C’è un altro meccanismo culturalmente potente che può sembrare incomprensibile e che invece è proprio della street culture e dello streetwear: appropriarsi di marchi e loghi di massa, anche cheap, e portarli con stile e disinvoltura. In alto come in basso, dalle borse dell’Ikea di Balenciaga, quelle blu acquistabili alle casse e vendute a 2000 dollari, o le t-shirt DHL di Vetements venduta a 245 euro, al mix&match che vediamo ogni giorno nelle nostre strade. Anche qui, non c’è niente di nuovo, è la lezione della Pop Art: prendi un segno dei nostri tempi – un marchio, un logo, un oggetto riconoscibile – e lo svuoti di senso (o lo riempi di valore economico). Ma è anche Duchamp che firma un orinatoio: il pensiero che vale più dell’oggetto in sé. Il tutto gettato in pasto al frullatore dei social e degli influencer.

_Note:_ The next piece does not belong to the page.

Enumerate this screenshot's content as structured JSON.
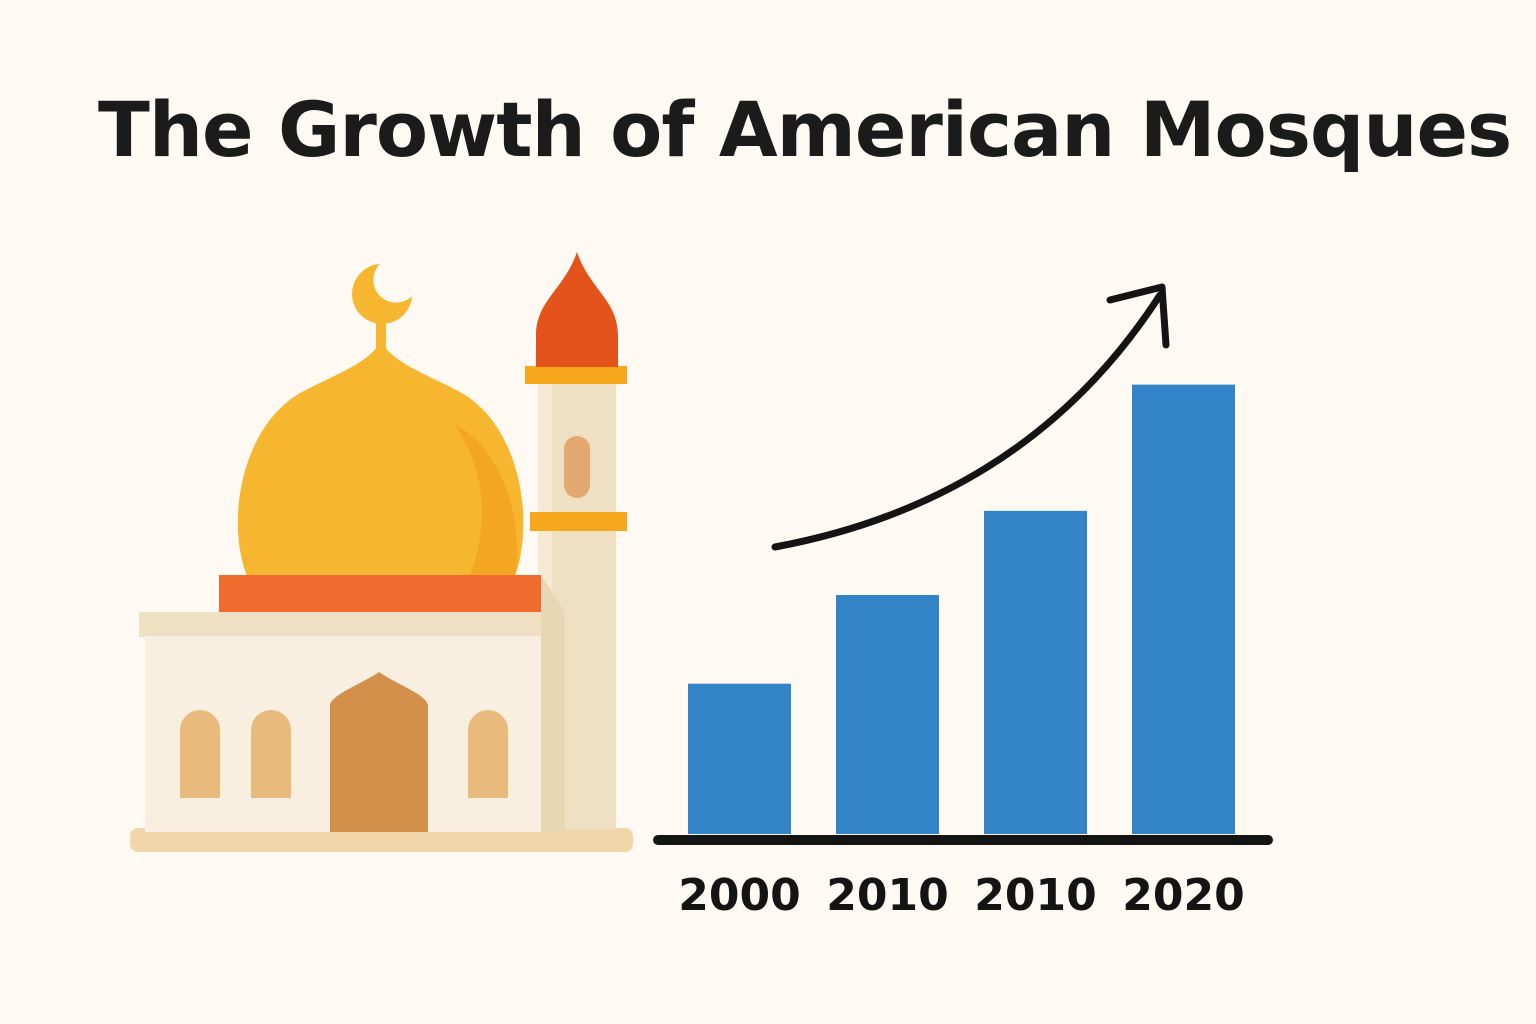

Alla fine cosa resterà di questa storia delle sneaker della Lidl a 12,99 euro? Sicuramente la gioia effimera di aver acquistato un prodotto di culto. Forse, probabilmente, poca consapevolezza sul suo valore, perché il valore di un paio di scarpe da 12,99 euro è 12,99 euro. Non di più. Sicuramente non centinaia di euro. E forse come consumatori consapevoli dovremmo puntare a prodotti durevoli, che resistono per anni, che non alimentano il fast fashion con tutto ciò che comporta anche dal punto di vista dei costi ambientali. Infine la lezione di questa bolla irrazionale, in cui delle scarpe da 12,99 euro vengono rivendute a centinaia se non migliaia di euro. E le bolle hanno sempre molto da insegnare sui tempi che si stanno vivendo. A partire dalla prima bolla speculativa di cui si abbia notizia nei libri di storia economica, quella dei bulbi di tulipani in Olanda: quando la domanda eccede l’offerta si possono raggiungere quotazioni folli di un bene (al tempo un bulbo costava più di una casa, e ad Amsterdam le case son sempre state care). Ma poi tutte le bolle si sgonfiano e c’è sempre qualcuno che rimane con il cerino in mano. O con un paio di scarpe da 12,99 euro ai piedi.